Gus laughed at himself, and at his curiosity, which often got him into trouble. He enjoyed people, enjoyed figuring out how and why they worked the way they did. He glanced at his cohorts, who thought they were the best Apache pilots in the world—despite the fact that they’d just graduated from school, at the bottom of their class with barely passing grades. Gus thought the instructors must have padded their grades to pass them, so as not to embarrass the Mexican military. It would have been better if two far more hungry, less rich applicants had been selected. Hunger made a person want to prove himself in the eyes of his peers.

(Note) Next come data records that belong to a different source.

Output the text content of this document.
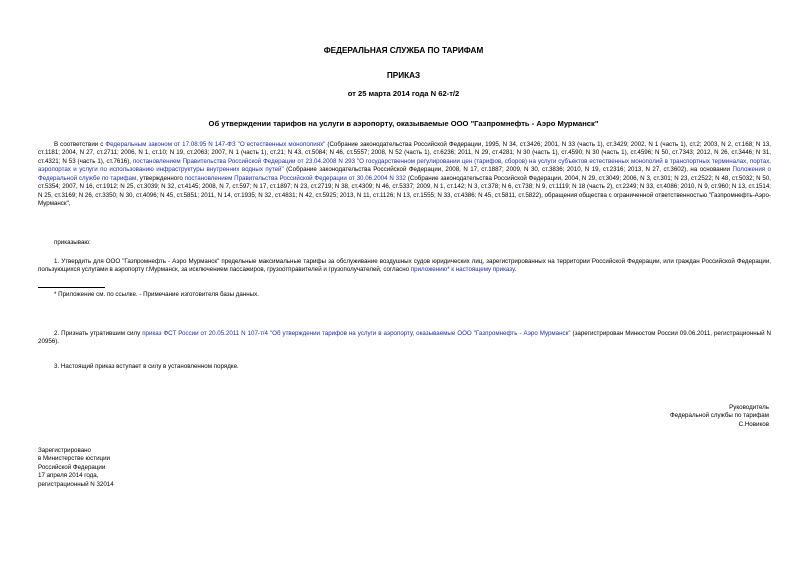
ФЕДЕРАЛЬНАЯ СЛУЖБА ПО ТАРИФАМ
ПРИКАЗ
от 25 марта 2014 года N 62-т/2
Об утверждении тарифов на услуги в аэропорту, оказываемые ООО "Газпромнефть - Аэро Мурманск"
В соответствии с Федеральным законом от 17.08.95 N 147-ФЗ "О естественных монополиях" (Собрание законодательства Российской Федерации, 1995, N 34, ст.3426; 2001, N 33 (часть 1), ст.3429; 2002, N 1 (часть 1), ст.2; 2003, N 2, ст.168; N 13, ст.1181; 2004, N 27, ст.2711; 2006, N 1, ст.10; N 19, ст.2063; 2007, N 1 (часть 1), ст.21; N 43, ст.5084; N 46, ст.5557; 2008, N 52 (часть 1), ст.6236; 2011, N 29, ст.4281; N 30 (часть 1), ст.4590; N 30 (часть 1), ст.4596; N 50, ст.7343; 2012, N 26, ст.3446; N 31, ст.4321; N 53 (часть 1), ст.7616), постановлением Правительства Российской Федерации от 23.04.2008 N 293 "О государственном регулировании цен (тарифов, сборов) на услуги субъектов естественных монополий в транспортных терминалах, портах, аэропортах и услуги по использованию инфраструктуры внутренних водных путей" (Собрание законодательства Российской Федерации, 2008, N 17, ст.1887; 2009, N 30, ст.3836; 2010, N 19, ст.2316; 2013, N 27, ст.3602), на основании Положения о Федеральной службе по тарифам, утвержденного постановлением Правительства Российской Федерации от 30.06.2004 N 332 (Собрание законодательства Российской Федерации, 2004, N 29, ст.3049; 2006, N 3, ст.301; N 23, ст.2522; N 48, ст.5032; N 50, ст.5354; 2007, N 16, ст.1912; N 25, ст.3039; N 32, ст.4145; 2008, N 7, ст.597; N 17, ст.1897; N 23, ст.2719; N 38, ст.4309; N 46, ст.5337; 2009, N 1, ст.142; N 3, ст.378; N 6, ст.738; N 9, ст.1119; N 18 (часть 2), ст.2249; N 33, ст.4086; 2010, N 9, ст.960; N 13, ст.1514; N 25, ст.3169; N 26, ст.3350; N 30, ст.4096; N 45, ст.5851; 2011, N 14, ст.1935; N 32, ст.4831; N 42, ст.5925; 2013, N 11, ст.1126; N 13, ст.1555; N 33, ст.4386; N 45, ст.5811, ст.5822), обращения общества с ограниченной ответственностью "Газпромнефть-Аэро-Мурманск",
приказываю:
1. Утвердить для ООО "Газпромнефть - Аэро Мурманск" предельные максимальные тарифы за обслуживание воздушных судов юридических лиц, зарегистрированных на территории Российской Федерации, или граждан Российской Федерации, пользующихся услугами в аэропорту г.Мурманск, за исключением пассажиров, грузоотправителей и грузополучателей, согласно приложению* к настоящему приказу.
* Приложение см. по ссылке. - Примечание изготовителя базы данных.
2. Признать утратившим силу приказ ФСТ России от 20.05.2011 N 107-т/4 "Об утверждении тарифов на услуги в аэропорту, оказываемые ООО "Газпромнефть - Аэро Мурманск" (зарегистрирован Минюстом России 09.06.2011, регистрационный N 20956).
3. Настоящий приказ вступает в силу в установленном порядке.
Руководитель
Федеральной службы по тарифам
С.Новиков
Зарегистрировано
в Министерстве юстиции
Российской Федерации
17 апреля 2014 года,
регистрационный N 32014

These two had everything money could buy and wore their considerable egos like royal coats to make up for what they didn’t have internally.
Sooner or later, Gus felt, they would be exposed. During training, neither had had that competitive zeal that characterized the other Apache gunship students. When he sat in the seat of an Apache, he felt like a hungry jaguar on the prowl looking for his quarry. That was the way it should be. Gus found himself wondering if Chief Anderson was the same.
The door to the rear of the barracks, just down the hall, opened and closed.